AJD...The pain in that joint feels as if someone is taking a knife and turning it around. It's sharp, stabbing, and happens depending on how I move. Sometimes, I could just reach a little bit to pick up my drink when I am sitting at the table, and I get the pain, or when I'm reaching out my car door window at the bank drive thru. Or, when I'm turning around to look out my window when driving. It happens during the night when I change positions in my bed. Sometimes, it wakes me up. I feel relief when I'm walking, but later on, the stiffness and pain returns.
How interesting about the PM's having their privileges yanked. It doesn't surprise me at all!! I have read some about the DO's, and they sound like doctors I would like to see. I am going to find one instead of a PM.
I agree with you on the insurance issue. Been there before some years ago for my son's illness (another story for another board Had to pay alot of uncovered bills. Convinced the hospital to write off 80% of one hospital stay, and convinced DH's employer to cover another time. Spent alot of time fighting for our rights. Still have one doc we pay most out of pocket, it's worth it b/c he's good.

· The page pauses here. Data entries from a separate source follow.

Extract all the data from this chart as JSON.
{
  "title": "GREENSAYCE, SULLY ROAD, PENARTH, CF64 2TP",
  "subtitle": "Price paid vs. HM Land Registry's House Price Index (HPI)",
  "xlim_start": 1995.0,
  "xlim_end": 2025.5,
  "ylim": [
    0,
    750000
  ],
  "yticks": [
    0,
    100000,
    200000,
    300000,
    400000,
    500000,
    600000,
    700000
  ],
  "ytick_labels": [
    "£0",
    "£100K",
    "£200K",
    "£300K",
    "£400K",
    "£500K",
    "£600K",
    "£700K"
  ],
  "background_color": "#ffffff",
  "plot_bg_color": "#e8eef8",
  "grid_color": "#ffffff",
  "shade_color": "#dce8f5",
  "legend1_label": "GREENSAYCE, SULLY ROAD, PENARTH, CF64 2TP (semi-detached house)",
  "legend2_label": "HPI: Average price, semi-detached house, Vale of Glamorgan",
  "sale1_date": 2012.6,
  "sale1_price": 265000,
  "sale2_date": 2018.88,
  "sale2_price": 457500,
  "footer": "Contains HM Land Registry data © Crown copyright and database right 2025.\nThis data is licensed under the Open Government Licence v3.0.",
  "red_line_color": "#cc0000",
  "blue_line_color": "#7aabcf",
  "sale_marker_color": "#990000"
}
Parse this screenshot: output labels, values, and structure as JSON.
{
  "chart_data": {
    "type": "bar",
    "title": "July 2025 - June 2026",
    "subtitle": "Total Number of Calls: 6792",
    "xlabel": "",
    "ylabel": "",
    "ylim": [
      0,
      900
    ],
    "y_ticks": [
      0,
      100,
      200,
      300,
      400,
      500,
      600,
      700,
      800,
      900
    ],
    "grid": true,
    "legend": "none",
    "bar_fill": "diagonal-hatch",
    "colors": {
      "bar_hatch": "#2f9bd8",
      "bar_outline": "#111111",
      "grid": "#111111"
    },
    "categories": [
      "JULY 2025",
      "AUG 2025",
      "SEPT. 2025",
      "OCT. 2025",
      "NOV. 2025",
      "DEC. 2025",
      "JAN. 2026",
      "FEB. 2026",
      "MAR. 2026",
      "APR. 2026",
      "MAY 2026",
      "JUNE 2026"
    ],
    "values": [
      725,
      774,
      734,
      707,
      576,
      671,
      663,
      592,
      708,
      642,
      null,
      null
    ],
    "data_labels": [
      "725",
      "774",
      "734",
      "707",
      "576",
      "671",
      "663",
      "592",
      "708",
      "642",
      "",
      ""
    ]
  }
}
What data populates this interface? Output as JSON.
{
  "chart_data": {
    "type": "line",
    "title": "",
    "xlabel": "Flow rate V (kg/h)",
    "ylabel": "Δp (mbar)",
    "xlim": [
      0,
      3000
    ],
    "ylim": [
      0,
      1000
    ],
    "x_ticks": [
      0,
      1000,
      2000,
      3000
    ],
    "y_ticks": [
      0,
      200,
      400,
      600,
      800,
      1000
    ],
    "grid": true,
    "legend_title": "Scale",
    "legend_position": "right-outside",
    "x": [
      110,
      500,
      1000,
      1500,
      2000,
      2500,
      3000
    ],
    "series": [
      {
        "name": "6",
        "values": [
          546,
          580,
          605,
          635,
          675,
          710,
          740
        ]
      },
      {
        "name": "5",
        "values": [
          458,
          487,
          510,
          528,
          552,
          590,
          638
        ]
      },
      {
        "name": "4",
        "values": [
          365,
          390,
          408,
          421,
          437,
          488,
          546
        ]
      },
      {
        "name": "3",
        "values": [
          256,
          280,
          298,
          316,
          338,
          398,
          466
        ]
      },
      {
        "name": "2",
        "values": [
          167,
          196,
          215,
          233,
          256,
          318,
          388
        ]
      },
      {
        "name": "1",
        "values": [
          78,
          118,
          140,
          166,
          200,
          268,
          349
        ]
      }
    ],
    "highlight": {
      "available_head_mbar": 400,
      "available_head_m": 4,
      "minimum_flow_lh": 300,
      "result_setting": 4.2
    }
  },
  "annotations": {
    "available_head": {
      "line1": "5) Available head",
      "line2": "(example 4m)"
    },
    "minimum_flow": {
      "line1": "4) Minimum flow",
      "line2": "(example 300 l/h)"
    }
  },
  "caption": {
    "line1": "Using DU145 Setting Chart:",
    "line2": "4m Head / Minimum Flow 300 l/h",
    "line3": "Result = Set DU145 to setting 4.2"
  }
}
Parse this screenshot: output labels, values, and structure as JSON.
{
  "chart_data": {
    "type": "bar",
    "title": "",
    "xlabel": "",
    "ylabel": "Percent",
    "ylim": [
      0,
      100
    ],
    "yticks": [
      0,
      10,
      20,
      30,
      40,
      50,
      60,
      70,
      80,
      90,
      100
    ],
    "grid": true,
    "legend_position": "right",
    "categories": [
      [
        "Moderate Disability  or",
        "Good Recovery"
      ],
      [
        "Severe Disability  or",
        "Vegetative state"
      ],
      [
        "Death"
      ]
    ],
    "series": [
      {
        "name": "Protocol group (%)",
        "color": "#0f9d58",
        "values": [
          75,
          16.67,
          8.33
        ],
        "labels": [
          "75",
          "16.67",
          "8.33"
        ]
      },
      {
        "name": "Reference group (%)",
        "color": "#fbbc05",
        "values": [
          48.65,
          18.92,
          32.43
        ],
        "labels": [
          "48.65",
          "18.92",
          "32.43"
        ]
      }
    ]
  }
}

Prolo sounds pretty painful!! Do you think it was worth it? I'm sorry it's been so difficult for you to find what you need, it seems it's become the norm these days to get help for any kind of illness. Insurance continues to get more and more expensive for less coverage.
Where I live, I am able to find out info about doctors online. We have a county website where you can look up anyone, and if they have ever been in our court system, it will show up. I found out my dentist is a convicted multiple DUI offender, I've found other ones who have been sued for all kinds of things. They even publish PDF files of actual court documents (complaints, summons, etc). Our state also has a license lookup for everyone who needs a license to work...right down to barbers and hairdressers. You can find out if the docs have pending actions, when their licenses expire, when they were born, what school they went to, what certifications they have. It gives you a good idea, but docs can still be whack jobs.
Again, thank you for all the great info. I'm sure you are helping alot of people besides me. It's so nice to know people who understand. I've been pretty upset this weekend over my recent experiences with these docs. Just have to keep looking for the right one.